Randstad : le Big Data pour gommer le paradoxe du marché de l’emploi

Des millions de chômeurs et des pénuries sur certains postes. Pour résoudre ce paradoxe, et améliorer son efficacité commerciale, le spécialiste de l’intérim Randstad mise sur Hadoop et des technologies de Machine Learning.

Le Big Data au service de l’emploi ? L’idée n’est pas vraiment nouvelle, mais Randstad (3 600 personnes en France, 2,7 milliards d’euros de chiffre d’affaires en 2014) a le mérite de pousser le concept assez loin, grâce à l’exploitation de technologies avancées de Machine Learning. « La solution que nous avons développée vise à répondre au paradoxe de l’emploi en France, martèle d’emblée le président du spécialiste de l’intérim dans l’Hexagone, François Béharel (en photo). Le pays compte 4 à 5 millions de chômeurs et des acteurs de l’emploi comme nous ont du mal à servir les commandes des entreprises ». Avec des pénuries sur certains profils (comme les soudeurs) et/ou sur certains bassins d’emploi particuliers.

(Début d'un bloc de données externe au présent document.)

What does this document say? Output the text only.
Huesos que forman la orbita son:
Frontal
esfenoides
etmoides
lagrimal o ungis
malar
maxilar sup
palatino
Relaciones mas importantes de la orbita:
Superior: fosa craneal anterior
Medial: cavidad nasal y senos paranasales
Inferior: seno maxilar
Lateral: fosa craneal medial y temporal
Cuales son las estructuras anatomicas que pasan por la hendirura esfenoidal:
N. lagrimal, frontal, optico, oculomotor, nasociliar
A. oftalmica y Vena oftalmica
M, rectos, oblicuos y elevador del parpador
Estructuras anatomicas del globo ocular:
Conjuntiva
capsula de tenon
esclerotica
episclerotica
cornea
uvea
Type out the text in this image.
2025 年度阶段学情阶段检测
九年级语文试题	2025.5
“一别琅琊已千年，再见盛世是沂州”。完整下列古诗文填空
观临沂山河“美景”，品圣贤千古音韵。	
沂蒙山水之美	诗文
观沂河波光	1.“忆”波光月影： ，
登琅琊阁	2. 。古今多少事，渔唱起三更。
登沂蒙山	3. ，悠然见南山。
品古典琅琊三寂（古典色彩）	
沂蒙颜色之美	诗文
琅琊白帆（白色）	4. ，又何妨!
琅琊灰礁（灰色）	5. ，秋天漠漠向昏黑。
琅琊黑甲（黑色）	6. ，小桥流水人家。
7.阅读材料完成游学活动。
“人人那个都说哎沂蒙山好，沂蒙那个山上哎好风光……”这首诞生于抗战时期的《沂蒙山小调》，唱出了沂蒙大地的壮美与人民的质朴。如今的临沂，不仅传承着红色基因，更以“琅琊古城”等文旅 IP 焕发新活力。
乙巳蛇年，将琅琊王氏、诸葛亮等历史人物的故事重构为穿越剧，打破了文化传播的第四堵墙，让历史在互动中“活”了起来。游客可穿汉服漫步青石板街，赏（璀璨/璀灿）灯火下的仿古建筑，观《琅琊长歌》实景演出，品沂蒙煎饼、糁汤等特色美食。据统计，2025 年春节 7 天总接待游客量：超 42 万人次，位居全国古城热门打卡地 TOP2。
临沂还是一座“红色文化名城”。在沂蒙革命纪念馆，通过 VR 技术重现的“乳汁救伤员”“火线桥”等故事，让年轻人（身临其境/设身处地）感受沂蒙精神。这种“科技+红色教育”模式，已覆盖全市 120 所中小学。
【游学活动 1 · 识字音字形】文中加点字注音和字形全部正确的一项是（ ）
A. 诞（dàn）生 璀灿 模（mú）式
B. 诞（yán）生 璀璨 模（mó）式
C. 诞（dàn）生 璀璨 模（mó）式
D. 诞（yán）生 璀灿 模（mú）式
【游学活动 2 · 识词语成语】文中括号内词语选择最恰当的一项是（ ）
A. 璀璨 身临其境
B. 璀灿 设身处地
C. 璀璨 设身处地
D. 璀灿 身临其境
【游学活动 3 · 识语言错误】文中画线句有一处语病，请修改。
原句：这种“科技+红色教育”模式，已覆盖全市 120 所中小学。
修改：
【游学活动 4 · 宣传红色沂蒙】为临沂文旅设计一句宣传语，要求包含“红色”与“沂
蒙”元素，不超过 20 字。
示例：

Selon le dirigeant, Randstad ne parvient ainsi pas à satisfaire 1 commande sur 2 ou sur 2 ½, un ratio qui varie en fonction de la saison et des profils.

C’est sur la base de ce constat que la société s’est lancée, il y a trois ans, dans un projet de Big Data. Avec la volonté de dépasser le simple outil de mise en correspondance, via analyse sémantique, des offres et des CV disponibles. Au total, la solution développée par Capgemini gère quelques 1 000 qualifications, mais surtout 11 000 compétences différentes. « En cas de pénurie sur une qualification, on peut ainsi zoomer sur les compétences nécessaires pour élargir la recherche et trouver des passerelles entre les métiers », illustre François Béharel. Une piste permettant, par exemple, de proposer une formation à un métallier afin de le muer en soudeur.

Hadoop + Spark

Basé sur l’exploitation des 3 millions de CV que possède le spécialiste de l’intérim et des 12 millions d’annonces d’emploi publiées par an que la société récupère auprès de partenaires (Pôle Emploi mais aussi les jobboards), l’outil repose sur des technologies d’analyse sémantique et sur un arbre de décision permettant d’identifier les compétences acquises (dans les CV) ou attendues (dans les offres), ainsi que leur poids (correspondant, par exemple, au nombre d’années correspondantes dans le CV). C’est ici que sont intervenues les technologies de Machine Learning, mais également l’expertise des équipes de Randstad sur le sujet. « C’était, avec l’acquisition de données, le gros morceau sur ce projet », dit Valérie Perhirin, qui dirige les activités Big Data et analytics de Capgemini France. Démarrés en 2013, les développements reposent sur Hadoop (un cluster de 100 To sur base de distribution Cloudera), un développement Spark – aujourd’hui le framework star pour le système de gestion de données Open Source – et sur une infrastructure Oracle.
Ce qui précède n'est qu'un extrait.